Après Lumumba, son film sur le père de l’indépendance congolaise, le réalisateur haïtien Raoul Peck revient dans Quelques jours en avril sur un événement tragique de l’histoire africaine : le génocide rwandais. Un travail cinématographique minutieux sur les mécanismes du pouvoir et les enjeux politiques vus au travers de deux personnages antagonistes, Honoré et Augustin. Du grand Raoul Peck, diffusé vendredi soir sur Arte.

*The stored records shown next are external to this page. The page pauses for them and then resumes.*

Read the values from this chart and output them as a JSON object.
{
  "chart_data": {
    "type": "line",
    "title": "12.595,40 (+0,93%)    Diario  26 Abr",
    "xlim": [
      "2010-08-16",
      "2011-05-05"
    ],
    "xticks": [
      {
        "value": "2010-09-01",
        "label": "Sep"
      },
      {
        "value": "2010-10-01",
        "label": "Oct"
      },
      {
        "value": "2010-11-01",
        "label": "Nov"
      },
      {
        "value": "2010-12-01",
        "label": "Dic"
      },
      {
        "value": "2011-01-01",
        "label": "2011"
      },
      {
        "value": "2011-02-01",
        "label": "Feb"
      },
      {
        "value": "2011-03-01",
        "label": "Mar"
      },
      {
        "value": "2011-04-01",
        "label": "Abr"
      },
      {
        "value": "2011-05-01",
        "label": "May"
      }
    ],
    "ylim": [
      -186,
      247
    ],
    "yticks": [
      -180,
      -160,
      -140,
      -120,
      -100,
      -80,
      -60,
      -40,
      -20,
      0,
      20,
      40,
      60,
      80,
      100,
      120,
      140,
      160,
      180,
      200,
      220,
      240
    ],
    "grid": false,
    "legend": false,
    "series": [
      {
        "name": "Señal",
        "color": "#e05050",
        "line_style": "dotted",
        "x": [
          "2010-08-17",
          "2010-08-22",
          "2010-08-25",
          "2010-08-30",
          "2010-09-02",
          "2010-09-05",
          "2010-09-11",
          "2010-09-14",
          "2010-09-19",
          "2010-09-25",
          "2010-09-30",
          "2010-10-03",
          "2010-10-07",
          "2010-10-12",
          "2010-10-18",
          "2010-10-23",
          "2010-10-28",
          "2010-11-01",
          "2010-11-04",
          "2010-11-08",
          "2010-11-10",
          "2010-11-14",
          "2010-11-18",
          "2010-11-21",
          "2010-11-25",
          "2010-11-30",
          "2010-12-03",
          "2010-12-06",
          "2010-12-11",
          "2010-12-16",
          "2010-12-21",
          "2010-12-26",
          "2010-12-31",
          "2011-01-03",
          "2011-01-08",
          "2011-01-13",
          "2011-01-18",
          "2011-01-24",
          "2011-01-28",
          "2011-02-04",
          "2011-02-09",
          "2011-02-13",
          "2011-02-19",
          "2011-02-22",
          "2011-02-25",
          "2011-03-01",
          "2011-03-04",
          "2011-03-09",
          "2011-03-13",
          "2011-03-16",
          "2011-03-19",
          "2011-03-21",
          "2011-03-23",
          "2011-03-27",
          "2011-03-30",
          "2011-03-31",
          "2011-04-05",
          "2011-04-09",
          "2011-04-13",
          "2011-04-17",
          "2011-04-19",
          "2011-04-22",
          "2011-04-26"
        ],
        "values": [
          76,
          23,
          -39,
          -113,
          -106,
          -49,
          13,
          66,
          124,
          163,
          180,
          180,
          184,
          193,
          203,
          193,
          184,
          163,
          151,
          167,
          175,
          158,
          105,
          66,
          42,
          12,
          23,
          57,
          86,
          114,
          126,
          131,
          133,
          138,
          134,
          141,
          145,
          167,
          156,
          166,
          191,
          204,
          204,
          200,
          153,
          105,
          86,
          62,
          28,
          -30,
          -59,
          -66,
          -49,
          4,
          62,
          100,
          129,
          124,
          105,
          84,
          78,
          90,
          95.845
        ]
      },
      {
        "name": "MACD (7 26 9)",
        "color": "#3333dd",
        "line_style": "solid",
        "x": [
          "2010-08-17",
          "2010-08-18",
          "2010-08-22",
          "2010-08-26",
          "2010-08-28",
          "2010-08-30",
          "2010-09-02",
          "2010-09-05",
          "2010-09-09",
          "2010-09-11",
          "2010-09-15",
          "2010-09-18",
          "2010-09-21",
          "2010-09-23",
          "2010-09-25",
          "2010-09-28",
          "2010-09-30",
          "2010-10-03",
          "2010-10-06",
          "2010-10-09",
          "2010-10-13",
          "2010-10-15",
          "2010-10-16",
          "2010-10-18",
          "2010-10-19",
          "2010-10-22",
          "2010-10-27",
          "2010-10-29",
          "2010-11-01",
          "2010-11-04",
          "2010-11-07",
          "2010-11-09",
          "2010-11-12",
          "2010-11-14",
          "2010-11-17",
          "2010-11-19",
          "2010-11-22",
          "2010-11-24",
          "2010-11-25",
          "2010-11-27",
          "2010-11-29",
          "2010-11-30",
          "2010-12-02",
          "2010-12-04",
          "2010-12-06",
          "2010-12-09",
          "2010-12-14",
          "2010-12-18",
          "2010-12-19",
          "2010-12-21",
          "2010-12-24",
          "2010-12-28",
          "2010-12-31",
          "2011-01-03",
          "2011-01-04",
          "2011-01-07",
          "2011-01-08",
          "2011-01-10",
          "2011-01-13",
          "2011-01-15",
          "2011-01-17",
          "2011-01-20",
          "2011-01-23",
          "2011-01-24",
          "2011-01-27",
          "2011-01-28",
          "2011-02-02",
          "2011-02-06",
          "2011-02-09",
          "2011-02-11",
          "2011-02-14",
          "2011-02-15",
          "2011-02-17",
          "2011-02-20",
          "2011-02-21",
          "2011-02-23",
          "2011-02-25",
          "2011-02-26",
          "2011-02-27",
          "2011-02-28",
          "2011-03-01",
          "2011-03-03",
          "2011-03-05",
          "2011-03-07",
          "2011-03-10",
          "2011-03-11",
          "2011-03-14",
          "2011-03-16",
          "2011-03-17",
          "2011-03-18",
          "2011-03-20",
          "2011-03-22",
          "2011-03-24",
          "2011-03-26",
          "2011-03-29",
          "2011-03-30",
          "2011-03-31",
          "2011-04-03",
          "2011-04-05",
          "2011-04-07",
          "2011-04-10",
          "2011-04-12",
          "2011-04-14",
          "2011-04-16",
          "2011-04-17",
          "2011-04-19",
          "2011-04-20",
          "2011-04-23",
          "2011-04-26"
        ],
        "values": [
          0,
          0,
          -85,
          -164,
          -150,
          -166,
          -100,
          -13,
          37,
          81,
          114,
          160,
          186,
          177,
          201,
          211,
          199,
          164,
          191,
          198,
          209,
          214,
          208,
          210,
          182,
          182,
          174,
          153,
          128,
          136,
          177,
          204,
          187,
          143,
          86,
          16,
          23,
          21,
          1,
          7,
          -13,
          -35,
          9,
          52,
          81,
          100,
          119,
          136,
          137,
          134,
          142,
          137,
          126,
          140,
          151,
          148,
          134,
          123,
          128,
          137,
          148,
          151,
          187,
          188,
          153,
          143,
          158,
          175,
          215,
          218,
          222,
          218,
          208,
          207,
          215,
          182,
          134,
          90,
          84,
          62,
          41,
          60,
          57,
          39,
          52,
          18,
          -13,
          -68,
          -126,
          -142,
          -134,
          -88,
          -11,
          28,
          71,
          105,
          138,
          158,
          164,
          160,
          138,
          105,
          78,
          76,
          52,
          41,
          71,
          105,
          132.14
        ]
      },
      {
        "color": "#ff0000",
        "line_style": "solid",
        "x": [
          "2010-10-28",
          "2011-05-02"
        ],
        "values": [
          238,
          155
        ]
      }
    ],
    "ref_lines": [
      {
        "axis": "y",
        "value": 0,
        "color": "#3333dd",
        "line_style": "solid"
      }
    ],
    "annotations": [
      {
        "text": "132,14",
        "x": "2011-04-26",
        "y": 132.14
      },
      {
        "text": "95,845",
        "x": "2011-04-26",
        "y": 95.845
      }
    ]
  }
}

« Tous les ans au mois d’avril, je me souviens… » Rwanda, avril 2004. Augustin (Idris Elba), devenu instituteur tente de renouer avec son passé. Il décide de rendre visite à son frère Honoré (Oris Erhuero), prisonnier, jugé par la Cour Pénale Internationale pour son rôle d’incitateur à la violence raciale et criminelle contre les Tutsis en 1994. Augustin veut connaître ce qui est arrivé à sa femme Jeanne (Carole Karemera), Tutsie, et à ses deux enfants, confiés dix ans plus tôt à son frère aux premiers jours du génocide…
Quelques jours en Avril, c’est l’histoire de deux frères pris dans des mécanismes de pouvoir et des enjeux politiques complexes. Un face à face entre deux Hutus, Augustin, un militaire modéré marié à une Tutsie, et Honoré, un journaliste influent et animateur de la radio RTLM, proche des extrémistes hutus.
« Je ne suis pas un donneur de leçons »
Loin de sombrer dans le pathétique, le réalisateur haïtien Raoul Peck offre un regard neuf empreint de lucidité et d’humanisme sur cet événement de l’histoire. Dans cette fiction, il n’est question ni de jugement ni de manichéisme primaire. Le cinéaste réalise un travail cinématographique minutieux et documenté sur les mécanismes du pouvoir et l’inaction des pays occidentaux à l’origine du génocide rwandais.
Par souci de justesse, Raoul Peck s’est rendu au Rwanda où il a interrogé la population sur cet événement. « Ils voulaient tous raconter leurs histoires. Cette envie de parler vient d’eux. Je n’ai rien eu à faire. J’étais là en tant que simple passeur d’images et non pas en tant que donneur de leçons », nous a expliqué le réalisateur. « Si j’ai voulu traiter de ce sujet c’est que je sentais qu’il fallait commencer le travail de mémoire », a-t-il ajouté.
Le cinéaste a tourné pendant plusieurs mois au Rwanda et a engagé 6000 figurants rwandais pour amener de l’authenticité à sa fiction. « Je voulais filmer de l’intérieur et non de l’extérieur. Les rôles obscurs des Etats-Unis et de l’Europe dans ce génocide ne sont là qu’en second plan », indique Raoul Peck. Seul le personnage de Prudence Bushnell (Debra Winger), conseillère américaine au département d’Etat aux Affaires étrangères, souligne l’absence et l’inaction du gouvernement des Etats-Unis.
Raoul Peck confiait qu’« il voulait revenir et être fier de son film ». Un objectif atteint pour cette fiction étonnante servie par une pléiade d’acteurs remarquables.
« Quelques jours en avril de Raoul Peck », diffusé vendredi 22 février, à 21h, sur Arte.